This repository contains a robust implementation of Silero Voice Activity Detection (VAD) integrated with FastAPI, providing an efficient and scalable solution for real-time audio processing.
Silero VAD Integration: Utilizes the state-of-the-art Silero VAD for accurate voice activity detection. FastAPI Framework: Leverages FastAPI for a high-performance, asynchronous web framework that's easy to use and ideal for building APIs.
- Python 3.8+
- FastAPI
- Silero VAD
- Clone repository
git clone https://github.com/Bronnzy/SileroVAD_FastApi.git
- Install the required packages:
pip install -r requirements.txt
- Start the FastAPI server
uvicorn vad_check_api:app --host 0.0.0.0 --port 4499
- Access the API documentation: Open your browser and navigate to http://localhost:4499/docs to explore the interactive API documentation provided by Swagger UI.
-
POST /vad_check/: Accepts audio/video buffer(blob) and indicates if speech detected and returns segments of detected speech.
- Request
- Content-Type: multipart/form-data
- Body: An audio file (e.g., WAV format) uploaded using a form field named 'file'.
- Response
- Content-Type: application/json
- Body: A JSON object containing:
- has_voice (bool): Indicates whether any speech was detected in the audio.
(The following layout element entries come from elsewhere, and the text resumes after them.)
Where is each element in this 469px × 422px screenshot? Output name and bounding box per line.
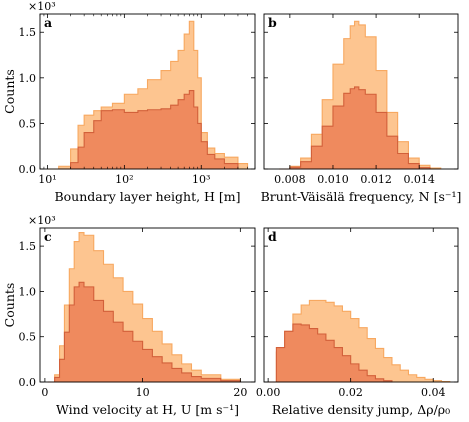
x-tick-label: 0.012: [360, 173, 392, 186]
axes-frame: [263, 13, 459, 170]
x-tick-label: 0: [41, 386, 48, 399]
panel-label: b: [268, 15, 277, 30]
x-axis-label: Brunt-Väisälä frequency, N [s⁻¹]: [261, 189, 462, 204]
x-tick-label: 0.00: [256, 386, 281, 399]
x-tick-label: 0.010: [317, 173, 349, 186]
y-multiplier: ×10³: [28, 0, 56, 13]
y-tick-label: 1.5: [19, 26, 37, 39]
x-axis-label: Relative density jump, Δρ/ρ₀: [272, 402, 450, 417]
y-tick-label: 0.5: [19, 117, 37, 130]
x-tick-label: 10²: [115, 173, 133, 186]
panel-c: 0 10 20 0.0 0.5 1.0 1.5 c Wind velocity at H, U …: [2, 214, 256, 417]
x-tick-label: 10³: [192, 173, 210, 186]
y-tick-label: 0.5: [19, 331, 37, 344]
histogram-subset: [279, 86, 431, 170]
histogram-subset: [58, 90, 239, 170]
y-tick-label: 1.0: [19, 72, 37, 85]
histogram-subset: [268, 323, 393, 383]
y-axis-label: Counts: [2, 69, 17, 114]
x-axis-label: Wind velocity at H, U [m s⁻¹]: [56, 402, 239, 417]
x-tick-label: 0.04: [421, 386, 446, 399]
panel-b: 0.008 0.010 0.012 0.014 b Brunt-Väisälä frequ…: [261, 13, 462, 204]
panel-d: 0.00 0.02 0.04 d Relative density jump, Δρ/ρ…: [256, 227, 459, 417]
y-tick-label: 1.0: [19, 285, 37, 298]
y-multiplier: ×10³: [28, 214, 56, 227]
axes-frame: [263, 227, 459, 383]
y-tick-label: 1.5: [19, 240, 37, 253]
x-tick-label: 20: [233, 386, 247, 399]
x-tick-label: 0.008: [274, 173, 306, 186]
x-tick-label: 0.02: [338, 386, 363, 399]
axes-frame: [39, 227, 256, 383]
panel-label: c: [44, 229, 52, 244]
panel-label: a: [44, 15, 52, 30]
x-tick-label: 10¹: [38, 173, 56, 186]
y-tick-label: 0.0: [19, 163, 37, 176]
panel-a: 10¹ 10² 10³ 0.0 0.5 1.0 1.5 a Boundary layer hei…: [2, 0, 256, 204]
y-axis-label: Counts: [2, 283, 17, 328]
panel-label: d: [268, 229, 277, 244]
x-tick-label: 0.014: [403, 173, 435, 186]
histogram-subset: [47, 281, 241, 383]
y-tick-label: 0.0: [19, 376, 37, 389]
x-tick-label: 10: [136, 386, 150, 399]
x-axis-label: Boundary layer height, H [m]: [54, 189, 240, 204]
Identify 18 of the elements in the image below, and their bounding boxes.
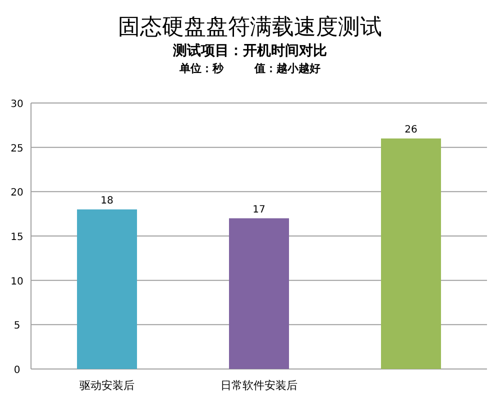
bar: [229, 218, 289, 369]
data-label: 26: [404, 124, 418, 136]
x-tick-label: 驱动安装后: [80, 379, 134, 392]
data-label: 18: [100, 195, 114, 206]
y-tick-label: 15: [10, 232, 24, 243]
chart-subtitle: 测试项目：开机时间对比: [172, 43, 327, 59]
bar: [381, 138, 441, 369]
text: 单位：秒 值：越小越好: [178, 62, 320, 75]
chart-title: 固态硬盘盘符满载速度测试: [118, 15, 382, 40]
y-tick-label: 20: [10, 188, 24, 199]
y-tick-label: 25: [10, 143, 24, 154]
data-label: 17: [252, 204, 266, 216]
y-tick-label: 10: [10, 276, 24, 288]
y-tick-label: 30: [10, 99, 24, 110]
x-tick-label: 日常软件安装后: [220, 379, 298, 392]
bar: [77, 209, 137, 369]
y-tick-label: 5: [14, 320, 20, 332]
y-tick-label: 0: [14, 365, 20, 376]
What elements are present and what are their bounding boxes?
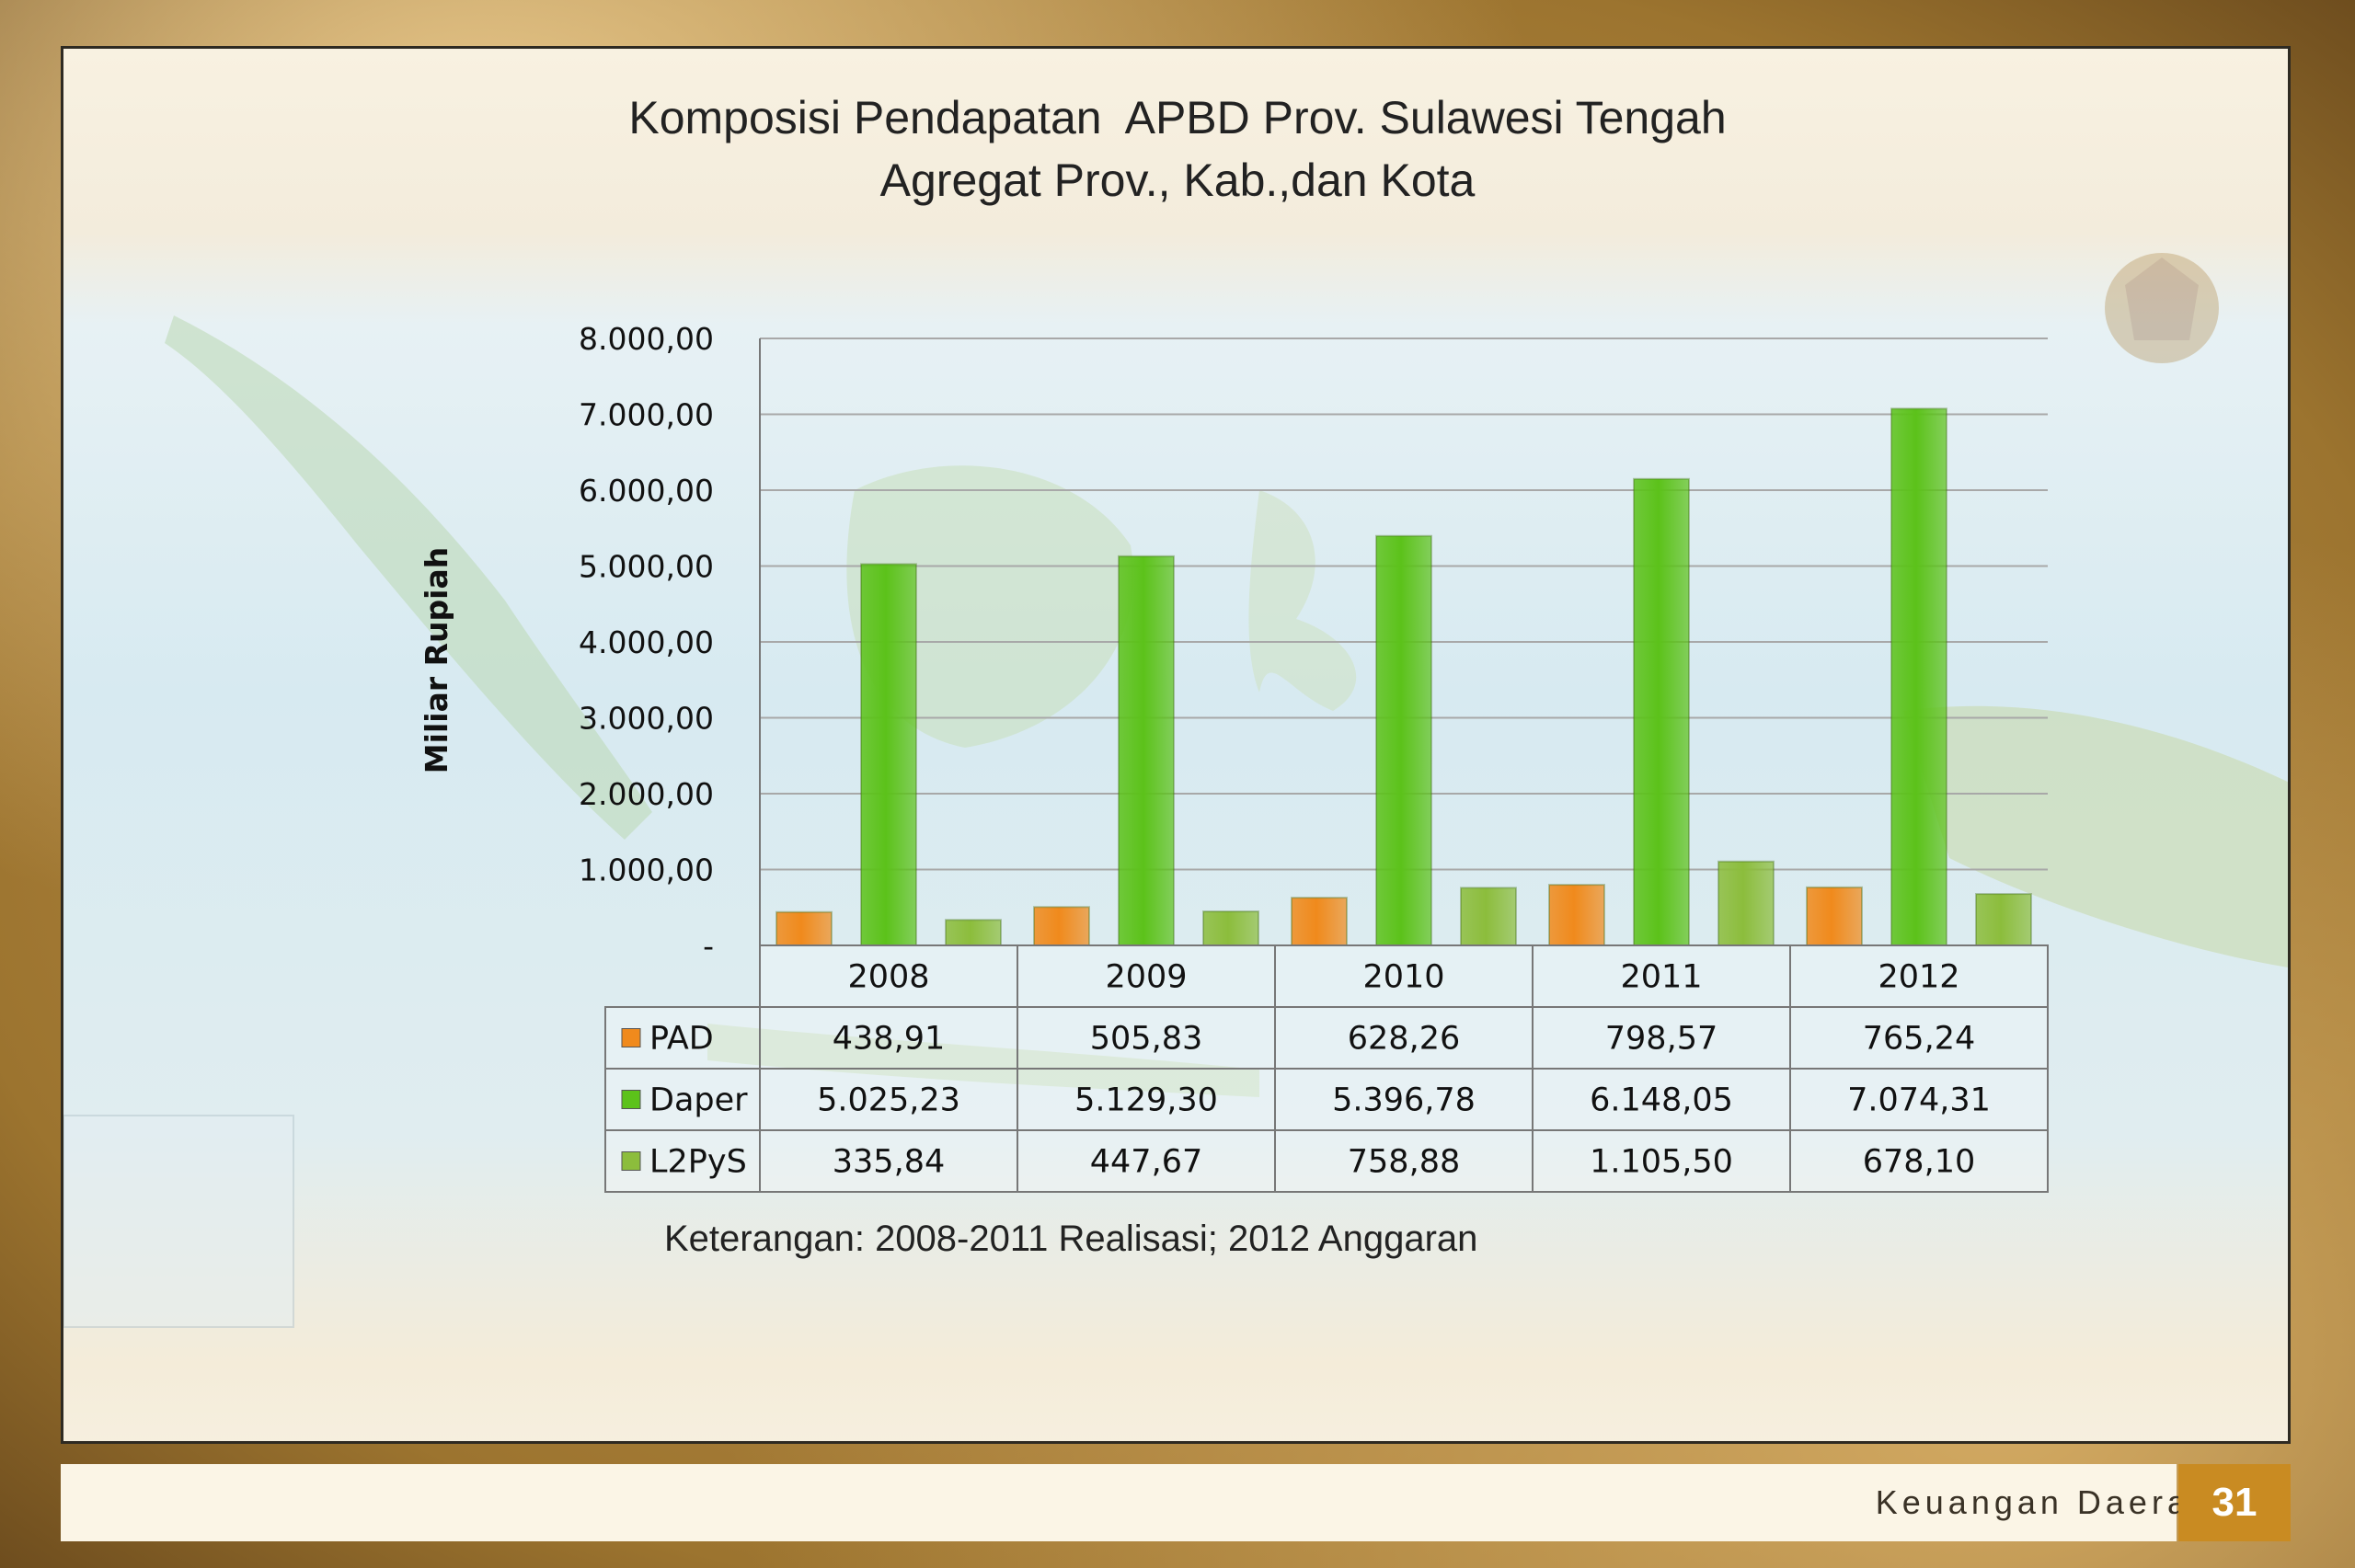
y-tick-labels: - 1.000,00 2.000,00 3.000,00 4.000,00 5.000,0… [579,321,714,964]
y-tick-label: 3.000,00 [579,701,714,737]
legend-swatch-l2pys [621,1151,641,1171]
y-tick-label: 7.000,00 [579,397,714,433]
data-label-pad: 628,26 [1348,1021,1460,1058]
data-label-l2pys: 335,84 [833,1144,945,1181]
bar-pad-2011 [1548,884,1605,947]
x-tick-label: 2009 [1105,959,1187,996]
y-tick-label: 4.000,00 [579,624,714,660]
data-label-pad: 798,57 [1605,1021,1717,1058]
bar-l2pys-2008 [945,919,1002,947]
bar-pad-2008 [775,910,833,946]
legend-swatch-pad [621,1028,641,1047]
chart-title-line1: Komposisi Pendapatan APBD Prov. Sulawesi… [628,92,1726,143]
data-label-l2pys: 758,88 [1348,1144,1460,1181]
data-label-daper: 7.074,31 [1847,1082,1991,1119]
y-tick-label: 6.000,00 [579,473,714,509]
bar-l2pys-2009 [1202,910,1259,946]
data-label-daper: 5.396,78 [1332,1082,1476,1119]
x-tick-label: 2011 [1620,959,1702,996]
legend-swatch-daper [621,1090,641,1109]
bar-daper-2012 [1890,407,1947,946]
garuda-emblem-icon [2105,253,2219,363]
x-tick-label: 2012 [1878,959,1959,996]
bar-pad-2009 [1033,906,1090,947]
data-label-daper: 6.148,05 [1590,1082,1733,1119]
data-label-pad: 765,24 [1863,1021,1975,1058]
y-tick-label: 5.000,00 [579,549,714,585]
bar-pad-2010 [1291,897,1348,947]
data-label-l2pys: 447,67 [1090,1144,1202,1181]
chart-note: Keterangan: 2008-2011 Realisasi; 2012 An… [664,1219,1477,1259]
data-label-pad: 438,91 [833,1021,945,1058]
y-tick-label: - [703,928,714,964]
data-table: 2008 2009 2010 2011 2012 PAD 438,91 505,83 628,2… [604,944,2049,1193]
data-label-daper: 5.129,30 [1074,1082,1218,1119]
bar-daper-2011 [1633,477,1690,946]
legend-label-daper: Daper [649,1082,748,1119]
footer-section-label: Keuangan Daerah [1875,1483,2213,1521]
x-tick-label: 2008 [847,959,929,996]
bar-daper-2009 [1118,555,1175,946]
data-label-l2pys: 1.105,50 [1590,1144,1733,1181]
indonesia-map-background [63,315,2288,1328]
x-tick-label: 2010 [1362,959,1444,996]
legend-label-pad: PAD [649,1021,714,1058]
bar-l2pys-2011 [1717,860,1775,947]
legend-label-l2pys: L2PyS [649,1144,747,1181]
bars [775,407,2032,947]
y-tick-label: 1.000,00 [579,853,714,888]
bar-pad-2012 [1806,886,1863,946]
bar-l2pys-2010 [1460,887,1517,946]
page-number: 31 [2178,1464,2291,1541]
data-label-pad: 505,83 [1090,1021,1202,1058]
data-label-daper: 5.025,23 [817,1082,960,1119]
y-tick-label: 8.000,00 [579,321,714,357]
bar-daper-2010 [1375,534,1432,946]
y-tick-label: 2.000,00 [579,776,714,812]
chart-title-line2: Agregat Prov., Kab.,dan Kota [880,155,1476,206]
footer-bar: Keuangan Daerah [61,1464,2209,1541]
y-axis-label: Miliar Rupiah [419,547,454,773]
bar-l2pys-2012 [1975,893,2032,947]
data-label-l2pys: 678,10 [1863,1144,1975,1181]
bar-daper-2008 [860,563,917,946]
- speech_timestamps (list): A list of objects representing the start and end timestamps (in seconds) of detected speech segments..
- Request
-
POST /vad_check_file/: Accepts an audio/video file and indicates if speech detected and returns segments of detected speech.
- Request
- Content-Type: application/octet-stream
- Body: Raw binary audio data
- Response
- Content-Type: application/json
- Body: A JSON object containing:
- has_voice (bool): Indicates whether any speech was detected in the audio.
- speech_timestamps (list): A list of objects representing the start and end timestamps (in seconds) of detected speech segments
- Request